State v. Litzau, Minn.Ct.App., 3/27/2017. The local sheriff's office went out to arrest Mr. Litzau on a parole violation. In response to the deputy's news that he was under arrest Mr. Litzau took off. The deputy caught him anyway and the state charged Mr. Litzau with obstruction of legal process and fleeing a peace officer. Mr. Litzau argued that an officer is "engaged in the performance of official duties" only when performing a mandatory act. Because the decision whether to make a warrantless arrest of someone is discretionary then the deputy wasn't "engaged" in arresting him.
The court of appeals pretty much shut the door on that argument in State v.
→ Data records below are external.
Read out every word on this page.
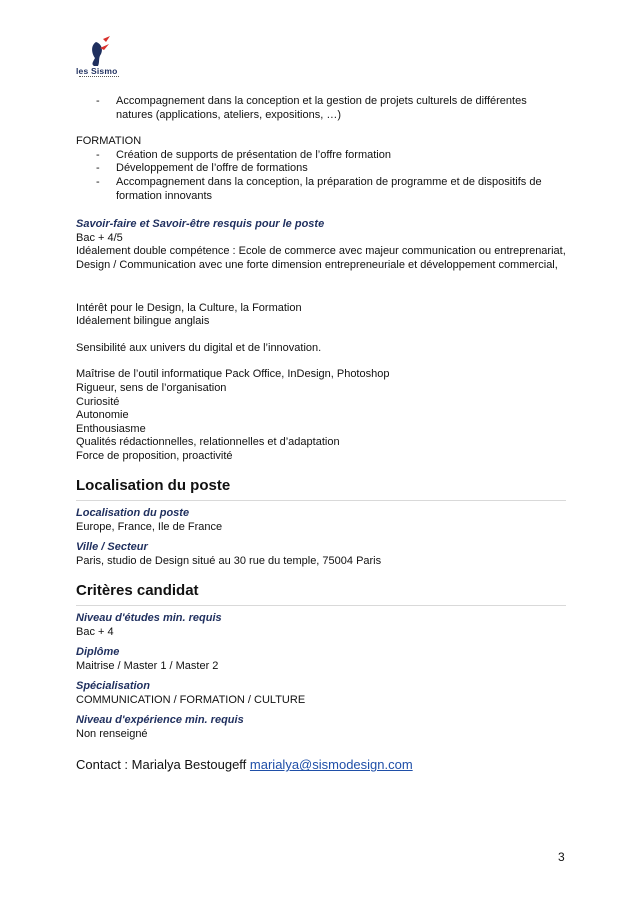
les Sismo
- Accompagnement dans la conception et la gestion de projets culturels de différentes natures (applications, ateliers, expositions, …)

FORMATION

- Création de supports de présentation de l’offre formation
- Développement de l’offre de formations
- Accompagnement dans la conception, la préparation de programme et de dispositifs de formation innovants

Savoir-faire et Savoir-être resquis pour le poste

Bac + 4/5

Idéalement double compétence : Ecole de commerce avec majeur communication ou entreprenariat, Design / Communication avec une forte dimension entrepreneuriale et développement commercial,

Intérêt pour le Design, la Culture, la Formation

Idéalement bilingue anglais

Sensibilité aux univers du digital et de l’innovation.

Maîtrise de l’outil informatique Pack Office, InDesign, Photoshop

Rigueur, sens de l’organisation

Curiosité

Autonomie

Enthousiasme

Qualités rédactionnelles, relationnelles et d’adaptation

Force de proposition, proactivité

Localisation du poste

Localisation du poste

Europe, France, Ile de France

Ville / Secteur

Paris, studio de Design situé au 30 rue du temple, 75004 Paris

Critères candidat

Niveau d'études min. requis

Bac + 4

Diplôme

Maitrise / Master 1 / Master 2

Spécialisation

COMMUNICATION / FORMATION / CULTURE

Niveau d'expérience min. requis

Non renseigné

Contact : Marialya Bestougeff marialya@sismodesign.com

3
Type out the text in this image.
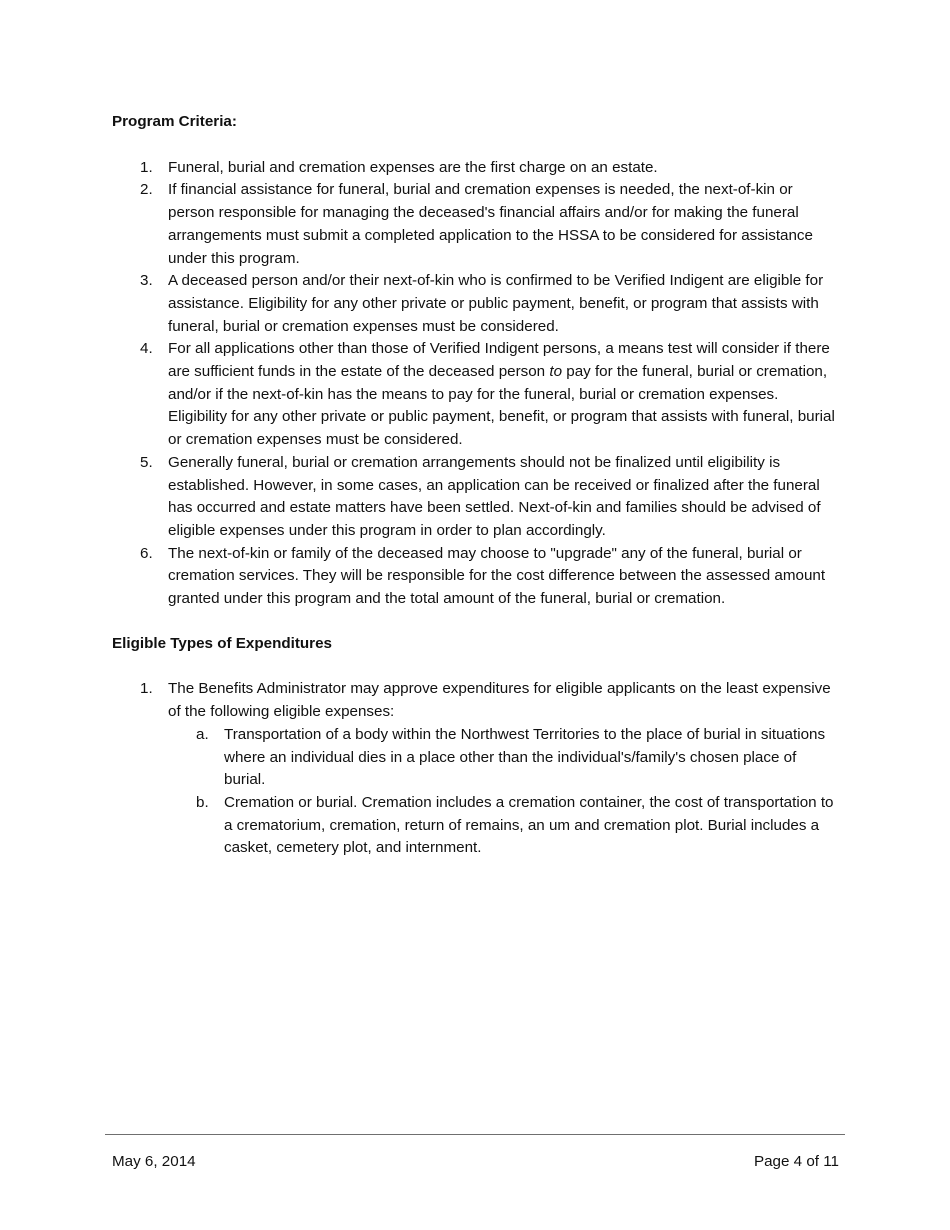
Program Criteria:

1. Funeral, burial and cremation expenses are the first charge on an estate.
2. If financial assistance for funeral, burial and cremation expenses is needed, the next-of-kin or person responsible for managing the deceased's financial affairs and/or for making the funeral arrangements must submit a completed application to the HSSA to be considered for assistance under this program.
3. A deceased person and/or their next-of-kin who is confirmed to be Verified Indigent are eligible for assistance. Eligibility for any other private or public payment, benefit, or program that assists with funeral, burial or cremation expenses must be considered.
4. For all applications other than those of Verified Indigent persons, a means test will consider if there are sufficient funds in the estate of the deceased person to pay for the funeral, burial or cremation, and/or if the next-of-kin has the means to pay for the funeral, burial or cremation expenses. Eligibility for any other private or public payment, benefit, or program that assists with funeral, burial or cremation expenses must be considered.
5. Generally funeral, burial or cremation arrangements should not be finalized until eligibility is established. However, in some cases, an application can be received or finalized after the funeral has occurred and estate matters have been settled. Next-of-kin and families should be advised of eligible expenses under this program in order to plan accordingly.
6. The next-of-kin or family of the deceased may choose to "upgrade" any of the funeral, burial or cremation services. They will be responsible for the cost difference between the assessed amount granted under this program and the total amount of the funeral, burial or cremation.

Eligible Types of Expenditures

1. The Benefits Administrator may approve expenditures for eligible applicants on the least expensive of the following eligible expenses:
a. Transportation of a body within the Northwest Territories to the place of burial in situations where an individual dies in a place other than the individual's/family's chosen place of burial.
b. Cremation or burial. Cremation includes a cremation container, the cost of transportation to a crematorium, cremation, return of remains, an um and cremation plot. Burial includes a casket, cemetery plot, and internment.
May 6, 2014	Page 4 of 11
Shimota, 875 N.W.2d 363 (Minn.Ct.App. 2016), review denied (April 27, 2016). The state does not have to prove that the deputy was required to arrest Mr. Litzau in order to establish that he was "engaged" and so forth.
Mr. Litzau also said that the statute does not prohibit obstructing one's own arrest. After all, the statute only prohibits obstructing the arrest "of another person charged with or convicted of a crime." The state had two responses to this: first a procedural claim that Mr. Litzau had forfeited it by not raising it in the trial court; and it's nonsense. On the forfeiture claim, because Mr. Litzau's argument presents a sufficiency of the evidence question he has not forfeited the claim. The court does reject the merits of the claim:
Creative though it is, we reject appellant’s argument. Minn. Stat. § 609.50, subd. 1(2), plainly applies to a person who obstructs or resists an officer arresting that person as part of that officer’s official duties.